The government, its agencies, and state-owned firms currently buy as well as lease cars powered by both petrol and diesel. Mint couldn’t ascertain the number of cars leased, although estimates from government officials put the number in the thousands.
That sort of number should encourage more carmakers to make electric vehicles. The government plans to lease EVs at the same rate at which it currently leases petrol or diesel vehicles, one of the two government officials familiar with the plan said. The plan is expected to be first rolled out in the National Capital Region that includes Delhi, which has a high vehicular pollution level, the second added.

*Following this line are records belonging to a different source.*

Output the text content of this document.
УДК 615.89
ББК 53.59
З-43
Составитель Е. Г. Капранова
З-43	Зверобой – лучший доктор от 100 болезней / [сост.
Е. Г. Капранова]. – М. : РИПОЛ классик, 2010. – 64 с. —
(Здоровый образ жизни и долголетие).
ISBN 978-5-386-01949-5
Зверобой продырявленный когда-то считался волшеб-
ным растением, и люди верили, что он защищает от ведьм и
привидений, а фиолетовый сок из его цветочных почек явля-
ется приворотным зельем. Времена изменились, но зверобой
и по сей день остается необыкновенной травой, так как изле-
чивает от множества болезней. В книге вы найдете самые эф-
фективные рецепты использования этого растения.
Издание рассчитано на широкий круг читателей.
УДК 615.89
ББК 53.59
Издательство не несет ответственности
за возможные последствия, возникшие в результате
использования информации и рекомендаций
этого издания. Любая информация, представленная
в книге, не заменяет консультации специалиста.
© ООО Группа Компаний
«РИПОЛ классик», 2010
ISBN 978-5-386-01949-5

Both asked not to be identified.
The plan comes against the backdrop of ambitious government plans for a mass scale shift to electric vehicles by 2030, so that all vehicles on Indian roads by then—both personal and commercial—are powered by electricity.
Any shift to electric vehicles will help reduce pollution and energy imports. India’s energy import bill is expected to double from around $150 billion to $300 billion by 2030. The government has set an ambitious target of selling six million EVs by 2020.
EV sales in India grew by 37.5% to 22,000 units in the year ended 31 March 2016, according to industry lobby group Society of Manufacturers of Electric Vehicles. Of these, only 2,000 units were four-wheelers.
The Union transport ministry had earlier invited bids for hybrid and electric cars for official use in an attempt to lead by example. The plan, however, didn’t take off.
Experts believe that the plan has the potential to gain traction. “It is a welcome move by the government of India (GoI) to buy or lease few thousand electric cars for use in Delhi. The GoI should also advise select PSUs (public sector units) to set up EV charging stations at strategic locations under their CSR (corporate social responsibility) programme,” said Reji Kumar Pillai, president and chief executive officer of India Smart Grid Forum, a public-private partnership of the power ministry.
The government is also working on creating infrastructure for EVs such as charging stations, along with bringing down the cost of batteries by facilitating technology transfer.
“The Bureau of Indian Standards has already set up a committee to draw up the standards for EV charging infrastructure and is expected to finalize the same very soon,” Pillai added. Concerns over vehicular pollution prompted the government last year to proclaim that India will move up to the toughest automobile emission standards of BS-VI by 2020, skipping an intermediate level.
India, the biggest emitter of greenhouse gases after the US and China, plans to reduce its carbon footprint by 33-35% from its 2005 levels by 2030, as part of its commitments to the United Nations Framework Convention on Climate Change adopted by 195 countries in Paris in 2015. It plans to achieve 175GW of renewable energy capacity by 2022. Of this, 100GW is set to come from solar projects.
Queries emailed to the spokespersons of the ministries of finance, heavy industries, road transport and highways, new and renewable energy, and environment, forests and climate change remained unanswered.
India’s EV and solar energy push are inextricably interlinked, say experts. Storage solutions offered by EV batteries would help with grid balancing, besides complementing the government’s push for solar power, which is generated during the day and can be stored in batteries to be made available at night.